The enduring aftershock of 9/11
Madhavankutty Pillai Madhavankutty Pillai | 06 Sep, 2019
THE ASSASSINATION OF John F Kennedy was said to be the moment every American remembered exactly what he was doing. That was until the 9/11 attacks 18 years ago. And when Osama bin Laden’s aerial suicide bombers struck, not the US, the world remembered. It continues to. India got its own version of it in 26/11 when Pakistani terrorists attacked Mumbai, and yet, as an enduring vision, even most Indians would find 9/11 more persisting. It was the power of the grand spectacle captured in full live-television horror. If there was ever a single moment (or two actually) in the new millennium that changed the course of history and civilisations, then it was the two planes flying into the Twin Towers so casually that you couldn’t even imagine it to be a videogame.

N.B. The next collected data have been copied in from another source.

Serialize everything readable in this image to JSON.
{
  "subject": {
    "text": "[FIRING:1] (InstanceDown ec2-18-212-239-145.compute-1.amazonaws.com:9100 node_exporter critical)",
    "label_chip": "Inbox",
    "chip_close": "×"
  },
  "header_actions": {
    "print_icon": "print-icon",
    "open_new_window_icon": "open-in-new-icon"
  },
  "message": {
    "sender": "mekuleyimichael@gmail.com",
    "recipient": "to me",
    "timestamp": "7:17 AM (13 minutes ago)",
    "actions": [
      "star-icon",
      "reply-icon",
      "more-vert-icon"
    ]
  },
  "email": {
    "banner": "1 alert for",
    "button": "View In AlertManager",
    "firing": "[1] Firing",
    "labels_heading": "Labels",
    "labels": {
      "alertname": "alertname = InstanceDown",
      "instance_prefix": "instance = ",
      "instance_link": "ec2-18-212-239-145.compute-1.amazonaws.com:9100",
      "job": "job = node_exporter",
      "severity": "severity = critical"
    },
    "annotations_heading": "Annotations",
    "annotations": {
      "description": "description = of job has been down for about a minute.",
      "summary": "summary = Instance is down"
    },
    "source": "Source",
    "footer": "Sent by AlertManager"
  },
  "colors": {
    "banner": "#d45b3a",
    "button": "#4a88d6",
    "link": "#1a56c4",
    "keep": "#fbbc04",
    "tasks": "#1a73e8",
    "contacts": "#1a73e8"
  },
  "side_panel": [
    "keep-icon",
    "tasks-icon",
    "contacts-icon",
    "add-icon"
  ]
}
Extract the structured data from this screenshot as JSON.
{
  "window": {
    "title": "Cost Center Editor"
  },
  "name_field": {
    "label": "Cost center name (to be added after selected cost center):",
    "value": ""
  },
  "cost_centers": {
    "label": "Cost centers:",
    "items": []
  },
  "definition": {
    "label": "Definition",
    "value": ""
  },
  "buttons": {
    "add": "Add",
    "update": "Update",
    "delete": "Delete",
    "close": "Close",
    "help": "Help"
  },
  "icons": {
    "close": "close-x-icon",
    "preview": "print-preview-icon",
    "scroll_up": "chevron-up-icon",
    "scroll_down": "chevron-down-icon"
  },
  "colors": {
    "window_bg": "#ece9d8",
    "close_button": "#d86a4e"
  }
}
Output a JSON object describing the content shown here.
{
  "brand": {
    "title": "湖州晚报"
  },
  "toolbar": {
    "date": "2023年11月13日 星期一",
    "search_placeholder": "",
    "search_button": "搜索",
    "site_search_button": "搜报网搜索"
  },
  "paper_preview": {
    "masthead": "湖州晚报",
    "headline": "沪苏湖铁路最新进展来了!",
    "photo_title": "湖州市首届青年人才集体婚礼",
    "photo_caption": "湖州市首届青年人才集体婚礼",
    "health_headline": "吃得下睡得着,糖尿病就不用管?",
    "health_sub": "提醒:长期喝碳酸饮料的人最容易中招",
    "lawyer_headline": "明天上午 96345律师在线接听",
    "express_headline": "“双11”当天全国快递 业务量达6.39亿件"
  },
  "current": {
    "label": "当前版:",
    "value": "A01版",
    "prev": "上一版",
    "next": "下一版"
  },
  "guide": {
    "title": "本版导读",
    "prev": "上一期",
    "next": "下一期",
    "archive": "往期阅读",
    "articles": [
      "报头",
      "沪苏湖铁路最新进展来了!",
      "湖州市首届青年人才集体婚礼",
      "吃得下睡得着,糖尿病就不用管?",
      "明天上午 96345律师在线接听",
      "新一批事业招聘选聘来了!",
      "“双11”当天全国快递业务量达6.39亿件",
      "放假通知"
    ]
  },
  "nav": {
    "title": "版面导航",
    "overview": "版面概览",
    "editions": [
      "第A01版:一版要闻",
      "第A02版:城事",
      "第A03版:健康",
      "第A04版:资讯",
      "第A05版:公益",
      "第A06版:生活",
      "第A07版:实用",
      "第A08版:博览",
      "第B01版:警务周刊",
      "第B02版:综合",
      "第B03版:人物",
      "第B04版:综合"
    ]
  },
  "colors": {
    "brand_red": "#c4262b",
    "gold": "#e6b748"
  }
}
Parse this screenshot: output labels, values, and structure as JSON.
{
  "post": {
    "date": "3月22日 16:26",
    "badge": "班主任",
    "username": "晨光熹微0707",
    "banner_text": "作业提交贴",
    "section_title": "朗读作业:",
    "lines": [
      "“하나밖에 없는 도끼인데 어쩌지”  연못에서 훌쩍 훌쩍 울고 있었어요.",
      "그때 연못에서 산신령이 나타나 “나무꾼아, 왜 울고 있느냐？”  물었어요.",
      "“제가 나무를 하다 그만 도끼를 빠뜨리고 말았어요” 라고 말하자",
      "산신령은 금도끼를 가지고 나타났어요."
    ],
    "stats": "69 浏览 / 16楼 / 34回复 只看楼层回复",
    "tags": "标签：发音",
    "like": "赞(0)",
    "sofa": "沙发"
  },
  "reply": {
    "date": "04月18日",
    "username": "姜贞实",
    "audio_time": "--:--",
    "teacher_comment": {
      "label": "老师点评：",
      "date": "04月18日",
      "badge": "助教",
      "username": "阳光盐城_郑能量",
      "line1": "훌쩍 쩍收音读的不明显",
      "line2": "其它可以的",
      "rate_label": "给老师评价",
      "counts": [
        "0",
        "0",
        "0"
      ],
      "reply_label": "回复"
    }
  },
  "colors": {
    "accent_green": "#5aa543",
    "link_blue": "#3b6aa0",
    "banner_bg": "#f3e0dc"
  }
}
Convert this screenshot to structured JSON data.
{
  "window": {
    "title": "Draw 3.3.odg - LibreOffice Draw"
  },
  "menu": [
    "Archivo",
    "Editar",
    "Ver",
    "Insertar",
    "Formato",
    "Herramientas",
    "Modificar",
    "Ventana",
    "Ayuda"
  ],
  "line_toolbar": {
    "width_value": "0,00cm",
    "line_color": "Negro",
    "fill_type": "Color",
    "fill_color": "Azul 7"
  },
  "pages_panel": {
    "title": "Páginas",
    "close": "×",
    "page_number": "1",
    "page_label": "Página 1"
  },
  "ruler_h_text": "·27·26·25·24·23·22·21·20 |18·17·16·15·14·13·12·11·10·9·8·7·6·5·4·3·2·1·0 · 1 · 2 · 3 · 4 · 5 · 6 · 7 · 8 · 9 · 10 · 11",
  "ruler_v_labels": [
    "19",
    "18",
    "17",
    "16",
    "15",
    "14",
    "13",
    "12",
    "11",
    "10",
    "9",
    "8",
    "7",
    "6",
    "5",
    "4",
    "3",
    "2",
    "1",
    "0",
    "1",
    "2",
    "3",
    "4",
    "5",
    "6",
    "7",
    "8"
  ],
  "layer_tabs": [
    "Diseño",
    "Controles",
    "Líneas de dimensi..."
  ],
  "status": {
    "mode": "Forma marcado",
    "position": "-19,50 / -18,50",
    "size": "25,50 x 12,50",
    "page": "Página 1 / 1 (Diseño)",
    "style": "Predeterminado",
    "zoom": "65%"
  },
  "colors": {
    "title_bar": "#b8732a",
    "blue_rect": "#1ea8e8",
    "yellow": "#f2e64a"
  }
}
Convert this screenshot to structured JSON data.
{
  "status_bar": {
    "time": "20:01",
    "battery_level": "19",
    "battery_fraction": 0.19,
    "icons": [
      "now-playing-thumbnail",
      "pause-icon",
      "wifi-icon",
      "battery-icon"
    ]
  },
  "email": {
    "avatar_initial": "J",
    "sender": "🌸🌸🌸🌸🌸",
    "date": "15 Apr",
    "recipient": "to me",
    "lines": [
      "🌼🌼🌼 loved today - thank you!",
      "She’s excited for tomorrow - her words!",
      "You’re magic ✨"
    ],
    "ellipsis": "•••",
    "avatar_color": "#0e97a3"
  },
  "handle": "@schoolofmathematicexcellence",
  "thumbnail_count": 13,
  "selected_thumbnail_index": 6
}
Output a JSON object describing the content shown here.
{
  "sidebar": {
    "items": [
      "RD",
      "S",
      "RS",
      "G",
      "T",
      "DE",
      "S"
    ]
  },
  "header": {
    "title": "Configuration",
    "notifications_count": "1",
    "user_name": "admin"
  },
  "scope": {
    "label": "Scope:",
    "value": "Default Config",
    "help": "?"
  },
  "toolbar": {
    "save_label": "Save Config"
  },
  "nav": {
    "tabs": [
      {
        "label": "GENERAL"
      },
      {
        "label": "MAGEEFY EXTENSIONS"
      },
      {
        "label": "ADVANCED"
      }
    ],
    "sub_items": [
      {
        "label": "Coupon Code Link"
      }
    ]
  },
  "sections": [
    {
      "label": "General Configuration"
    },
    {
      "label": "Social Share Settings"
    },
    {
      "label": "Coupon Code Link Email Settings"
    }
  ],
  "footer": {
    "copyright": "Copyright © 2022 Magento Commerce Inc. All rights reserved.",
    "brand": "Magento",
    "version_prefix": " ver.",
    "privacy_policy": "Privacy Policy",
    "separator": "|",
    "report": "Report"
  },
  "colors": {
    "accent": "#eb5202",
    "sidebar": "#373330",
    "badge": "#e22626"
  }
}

Osama bin Laden’s strategic long-term plan is still somewhat unclear to the understanding of the rational liberal democratic mind because the main fallout of its success has been the total delegitimisation of Islamic fundamen•talism in every corner of the world that seemed to tolerate it once upon a time. Those who are old enough will remember that when the death sentence on Salman Rushdie was passed by an Ayatollah in Iran who had not even read The Satanic Verses, a large portion of the world seemed to only condemn it with ifs and buts. Even mainstream decent Muslims without a violent bone in them could be heard arguing how Rushdie had brought it upon himself—that an act of creativity warranted death only because it had the temerity to offend. In India, the response was to ban the book instead of supporting the writer. The idea that extremist ideology should be tolerated only because it was religious ended on 9/11. When was the last Ayatollah to pass a death sentence on a writer of the civilised world?
This was no doubt the result of the overwhelming dominance of the US and its war on Islamic terror. Its political consequences left few untouched. In India, a major fallout became the further mainstreaming of the BJP, a party that had been talking about minority appeasement as a fundamental flawed plank of Indian politics for decades. It had even managed to come to power at the Centre before 9/11 but only with a large number of allies. It couldn’t consolidate the Hindu vote because a large section of Hindus saw its opposition to Muslims as driven by innate communalism; 9/11 did its bit in changing that perception. Would the BJP have got its eventual absolute majority if 9/11 had never happened? Probably yes, given the vacuum left by the inevitable decline of the Congress as a party dependent on one family, but it might have taken them longer.
The gradual rise in Islamophobia triggered by 9/11 over the last two decades led to the rise of White supremacist terror, a phenomenon just at its beginning and whose forms are going to get nastier. Islamophobia was one of the main planks of Donald Trump, leading to his victory. Something ugly had been unleashed in the victims too on that day.